DropSynth makes hundreds of strands in a single tube, boosting tests of gene function
Biotechnologists have been frustrated by the cost of making large pools of genes – but now US researchers can cheaply make collections of thousands of different DNA strands. Sriram Kosuri’s team at the University of California, Los Angeles (UCLA), calls its approach DropSynth, and say it produces each gene for less than $2 (£1.48). Existing commercial suppliers charge at least $25 for the shortest real genes the team has produced. ‘An individual in a lab can make 10,000 genes,’ Kosuri tells Мир химии. ‘Before this paper was published that would have taken $1 million and a consortium to build.’
The UCLA team is amongst the researchers creating the demand for large DNA pools, using such collections in ‘multiplexed reporter assays’ over the past five years. These assays insert many genes into different cells that have been modified so effects on gene function can be read by high-speed next-generation, or next-gen, sequencing.

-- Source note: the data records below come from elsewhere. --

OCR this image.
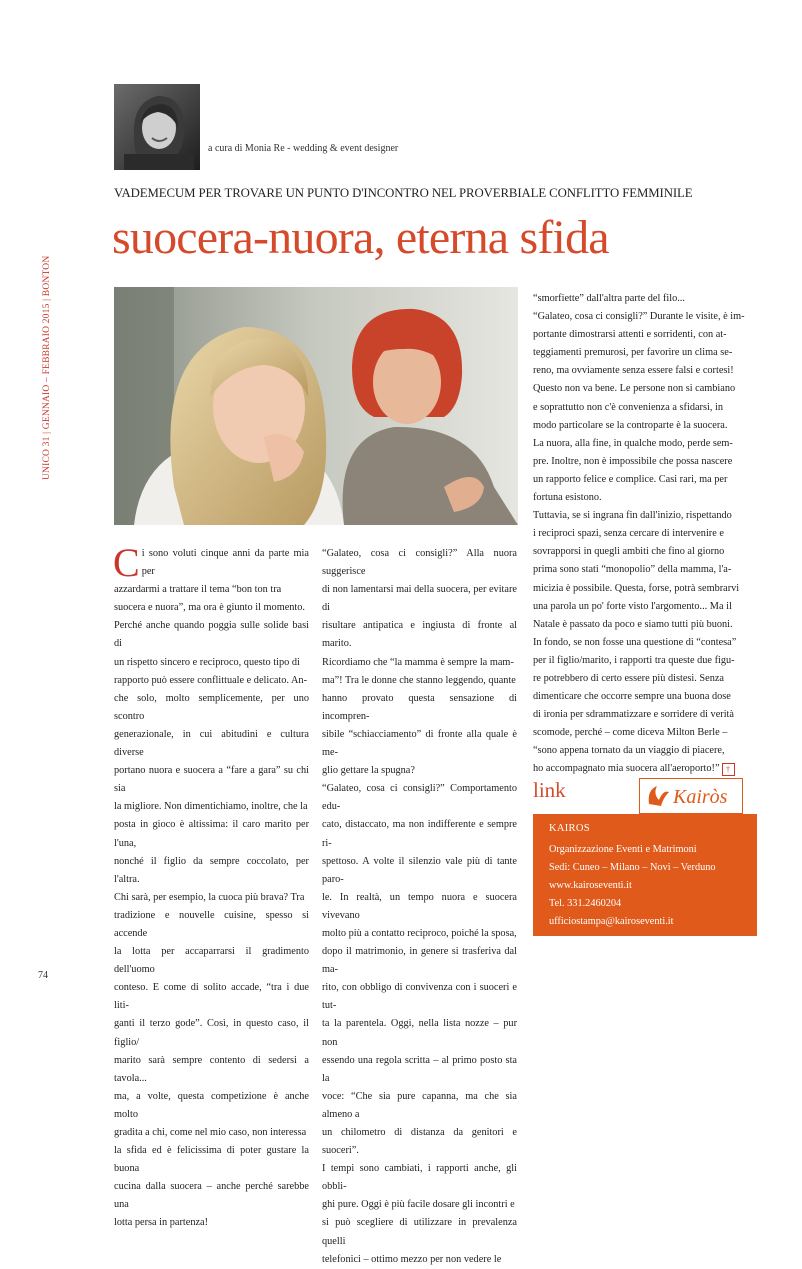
a cura di Monia Re - wedding & event designer
UNICO 31 | GENNAIO – FEBBRAIO 2015 | BONTON
VADEMECUM PER TROVARE UN PUNTO D'INCONTRO NEL PROVERBIALE CONFLITTO FEMMINILE
suocera-nuora, eterna sfida
C i sono voluti cinque anni da parte mia per

azzardarmi a trattare il tema “bon ton tra

suocera e nuora”, ma ora è giunto il momento.

Perché anche quando poggia sulle solide basi di

un rispetto sincero e reciproco, questo tipo di

rapporto può essere conflittuale e delicato. An-

che solo, molto semplicemente, per uno scontro

generazionale, in cui abitudini e cultura diverse

portano nuora e suocera a “fare a gara” su chi sia

la migliore. Non dimentichiamo, inoltre, che la

posta in gioco è altissima: il caro marito per l'una,

nonché il figlio da sempre coccolato, per l'altra.

Chi sarà, per esempio, la cuoca più brava? Tra

tradizione e nouvelle cuisine, spesso si accende

la lotta per accaparrarsi il gradimento dell'uomo

conteso. E come di solito accade, “tra i due liti-

ganti il terzo gode”. Così, in questo caso, il figlio/

marito sarà sempre contento di sedersi a tavola...

ma, a volte, questa competizione è anche molto

gradita a chi, come nel mio caso, non interessa

la sfida ed è felicissima di poter gustare la buona

cucina dalla suocera – anche perché sarebbe una

lotta persa in partenza!

“Galateo, cosa ci consigli?” Alla nuora suggerisce

di non lamentarsi mai della suocera, per evitare di

risultare antipatica e ingiusta di fronte al marito.

Ricordiamo che “la mamma è sempre la mam-

ma”! Tra le donne che stanno leggendo, quante

hanno provato questa sensazione di incompren-

sibile “schiacciamento” di fronte alla quale è me-

glio gettare la spugna?

“Galateo, cosa ci consigli?” Comportamento edu-

cato, distaccato, ma non indifferente e sempre ri-

spettoso. A volte il silenzio vale più di tante paro-

le. In realtà, un tempo nuora e suocera vivevano

molto più a contatto reciproco, poiché la sposa,

dopo il matrimonio, in genere si trasferiva dal ma-

rito, con obbligo di convivenza con i suoceri e tut-

ta la parentela. Oggi, nella lista nozze – pur non

essendo una regola scritta – al primo posto sta la

voce: “Che sia pure capanna, ma che sia almeno a

un chilometro di distanza da genitori e suoceri”.

I tempi sono cambiati, i rapporti anche, gli obbli-

ghi pure. Oggi è più facile dosare gli incontri e

si può scegliere di utilizzare in prevalenza quelli

telefonici – ottimo mezzo per non vedere le

“smorfiette” dall'altra parte del filo...

“Galateo, cosa ci consigli?” Durante le visite, è im-

portante dimostrarsi attenti e sorridenti, con at-

teggiamenti premurosi, per favorire un clima se-

reno, ma ovviamente senza essere falsi e cortesi!

Questo non va bene. Le persone non si cambiano

e soprattutto non c'è convenienza a sfidarsi, in

modo particolare se la controparte è la suocera.

La nuora, alla fine, in qualche modo, perde sem-

pre. Inoltre, non è impossibile che possa nascere

un rapporto felice e complice. Casi rari, ma per

fortuna esistono.

Tuttavia, se si ingrana fin dall'inizio, rispettando

i reciproci spazi, senza cercare di intervenire e

sovrapporsi in quegli ambiti che fino al giorno

prima sono stati “monopolio” della mamma, l'a-

micizia è possibile. Questa, forse, potrà sembrarvi

una parola un po' forte visto l'argomento... Ma il

Natale è passato da poco e siamo tutti più buoni.

In fondo, se non fosse una questione di “contesa”

per il figlio/marito, i rapporti tra queste due figu-

re potrebbero di certo essere più distesi. Senza

dimenticare che occorre sempre una buona dose

di ironia per sdrammatizzare e sorridere di verità

scomode, perché – come diceva Milton Berle –

“sono appena tornato da un viaggio di piacere,

ho accompagnato mia suocera all'aeroporto!” †

link	Kairòs
KAIROS
Organizzazione Eventi e Matrimoni
Sedi: Cuneo – Milano – Novi – Verduno
www.kairoseventi.it
Tel. 331.2460204
ufficiostampa@kairoseventi.it
74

We could easily now synthesise all the genes for a particular antibiotic target and see which ones are resistant
Calin Plesa, UCLA
A single scientist can therefore explore thousands of small changes in gene sequences and their effect on biological functions such as protein production. For example, UCLA team member Calin Plesa now wants to use DropSynth to feed into assays that will study antibiotic resistance. ‘We could easily now synthesise all the genes for a particular antibiotic target, test them and see which ones are resistant,’ he says.
Kosuri has previously worked on microarray-based synthesis techniques that have already reduced costs for producing individual strands to a few cents per DNA letter. He assembled genes that are hundreds of letters long from smaller oligonucleotide chunks, known as ‘oligos’. The oligos have sequences of letters at each end that recognise the other chunks they’re supposed to combine with.
When mixed together these recognition sequences pair up in the same way that DNA does in its iconic double helix shape. Kosuri and his colleagues originally made copies of the final genes using the well-established polymerase chain reaction (PCR) to amplify them to get enough for their experiments. ‘That was great, but the problem was that if you build 10,000 genes you still have to do 10,000 amplifications in parallel,’ Kosuri explains, which is time consuming.
Now, Plesa and his colleague Angus Sidore have found a way to assemble hundreds of oligos and amplify them in a single tube, emulating next-gen sequencing. To read many genes in a single tube, next-gen sequencing attaches the genes to beads and surrounds the watery mixture they’re in with oil. By rapidly spinning these mixtures, geneticists can then form milk-like oil and water emulsions, isolating the beads in the watery droplets to enable sequencing without interference from other genes. Plesa and Sidore similarly load beads to each carry all the oligos needed to make a single gene (see video). The UCLA scientists can therefore use an enzyme to release the oligos into isolated milky droplets, and then assemble and amplify them through PCR without interference.
The UCLA team developed the approach to where it could produce a few hundred genes in high purity and initially wrote a paper on that basis. However, an anonymous scientist reviewing their manuscript questioned whether it could really be scaled to produce thousands of genes. ‘We said, “OK, we’re going to make 10,000 genes”,’ Kosuri recalls, ranging from 381 to 669 letters long. ‘It took two weeks.’
To demonstrate feeding their pools into multiplexed reporter assays, they also cultured 1152 of the genes they made in Кишечная палочка whose native genes had been knocked out. ‘Using these assays with the DropSynth library as an input and sequencing as a readout, you can get a very interesting understanding of how each gene functions,’ Plesa says. ‘That’s becoming increasingly important because we have all the sequence information, we just don’t know what most of it is doing,’ Kosuri adds.
‘DropSynth complements existing high-throughput sequencing and genome editing technologies,’ comments Andrew Ellington from the University of Texas, Austin. He adds that it should now help scientists to create artificial sequences and assess their ‘fitness’.
Ali Tavassoli from the University of Southampton, UK says that ’the ability to pull down the three to five oligos required for a given version of a gene from a pool in parallel with those required for other variants, and assemble and amplify each of these into a functional gene is impressive.’ He adds: ‘The complexity of the technique may limit its adoption by academic labs that currently use error-prone PCR for the preparation of mutagenesis libraries. But current methods cannot be employed for the parallel preparation of gene libraries, which is where the real potential for this method lies.’